Photo by Jason Filmore Sondock
To say I was transfixed by the visual component of Don’t Go Tellin’ Your Momma — the new album by New Jersey’s own Topaz Jones — would be an irredeemable understatement. I savored the short film in the wee hours of a day-long Sundance Awards Pass binge; it was my first induction into the staggering strength of Jones’ visual language. By designating a snapshot of Blackness for every letter of the alphabet, Jones, in collaboration with rubberband. (a director duo comprised of Jason Filmore Sondock and Simon Davis), mapped the depths of his own (and a collective Black) lineage through vignettes and interviews from artists, cultural workers, and thinkers. The film offers time-warps to the self, from literal to surreal, grazing against what tomorrow may bring while treating nostalgia as a worthy asset, whether the memories are positive or not. It’s the next step in Topaz Jones’ vision, in full definition.
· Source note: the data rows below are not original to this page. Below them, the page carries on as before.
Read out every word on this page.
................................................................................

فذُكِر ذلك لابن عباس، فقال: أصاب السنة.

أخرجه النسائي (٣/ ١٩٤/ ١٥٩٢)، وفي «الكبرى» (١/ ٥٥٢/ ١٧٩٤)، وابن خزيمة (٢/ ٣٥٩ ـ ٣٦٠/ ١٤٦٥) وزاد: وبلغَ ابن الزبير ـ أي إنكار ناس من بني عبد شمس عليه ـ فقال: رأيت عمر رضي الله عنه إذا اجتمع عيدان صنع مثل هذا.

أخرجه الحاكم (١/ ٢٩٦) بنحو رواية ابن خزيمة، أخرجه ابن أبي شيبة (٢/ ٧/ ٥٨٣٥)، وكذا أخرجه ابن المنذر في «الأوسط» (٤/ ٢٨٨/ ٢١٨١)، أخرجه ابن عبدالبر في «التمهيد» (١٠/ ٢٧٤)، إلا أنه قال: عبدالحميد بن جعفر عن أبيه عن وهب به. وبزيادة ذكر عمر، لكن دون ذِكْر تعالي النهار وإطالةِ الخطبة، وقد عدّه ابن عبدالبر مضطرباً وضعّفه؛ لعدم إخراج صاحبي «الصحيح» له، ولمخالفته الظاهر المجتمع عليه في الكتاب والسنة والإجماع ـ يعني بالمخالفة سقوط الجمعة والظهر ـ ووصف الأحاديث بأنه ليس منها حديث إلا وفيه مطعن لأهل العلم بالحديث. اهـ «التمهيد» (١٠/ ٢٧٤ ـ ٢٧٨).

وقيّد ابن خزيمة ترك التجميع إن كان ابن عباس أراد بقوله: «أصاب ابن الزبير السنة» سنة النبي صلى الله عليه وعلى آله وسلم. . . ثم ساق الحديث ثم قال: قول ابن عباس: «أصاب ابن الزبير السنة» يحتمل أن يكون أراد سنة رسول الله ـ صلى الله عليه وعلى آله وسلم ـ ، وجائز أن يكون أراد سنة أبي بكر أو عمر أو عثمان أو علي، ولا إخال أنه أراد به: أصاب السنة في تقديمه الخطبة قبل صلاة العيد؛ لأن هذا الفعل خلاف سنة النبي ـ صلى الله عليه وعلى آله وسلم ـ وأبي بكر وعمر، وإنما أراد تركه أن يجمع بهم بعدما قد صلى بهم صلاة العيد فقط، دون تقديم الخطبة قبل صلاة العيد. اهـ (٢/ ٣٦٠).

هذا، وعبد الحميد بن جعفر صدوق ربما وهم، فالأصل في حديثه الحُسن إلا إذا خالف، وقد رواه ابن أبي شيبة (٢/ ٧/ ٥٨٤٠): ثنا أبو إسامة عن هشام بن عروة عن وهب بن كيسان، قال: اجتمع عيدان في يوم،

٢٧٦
As much as Black music and cinema seems on the ups — potentially another gold rush in the perpetual parasitism on Black creativity — I’m often inundated with, and rarely impressed by, Black art that’s more interested in checking boxes than being in full definition. Now, the music of Don’t Go Tellin’ Your Momma is out, and I exhale with deep relief as a rap album, rooted in funk and soul, stands Black as fuck by simply being itself. Jones’ confidence renders him as a historian, a man of symbols and signifiers who’s well-acquainted with how the world makes him tick. He’s a Black man: a ray of sunshine, and a timebomb one wire trip away from going off. His illustrations of Black life are vivid and consistently engaging, written with an agility that finds him sliding between melodies and pockets with focus and finesse. It’s almost deceptive finesse: technically appealing enough to lure a listener with the familiar, with all the conceptual weight to give it wings.
Even the music’s interested in transcending time, often arriving via movements that find one rooted in the callbacks of tradition before being promptly jolted elsewhere. You’ll two-step, head nod, maybe even headbang. There are no cheap renditions of well-treaded waters, but history’s always in the building. This album’s inward, outward — a 360-view of Jones through the literal and surreal as well. One moment finds him politicking to get the girl, the next he’s rapping as a bug avoiding the bottom of a slipper. As he faces the pain the world granted him, he never distances himself from the pleasure; this balance makes Don’t Go Tellin’ Your Momma an even more rewarding and engrossing experience. Sometimes the truth’s tucked right underneath Jones’ smile, but the truth’s served at whichever temperature’s necessary. Much like its film component, this is an album best enjoyed in full, a modern update to the oral tradition that’s as groovy as it is grave. That’s to say, it’s real: the only thing Topaz Jones is concerned with being.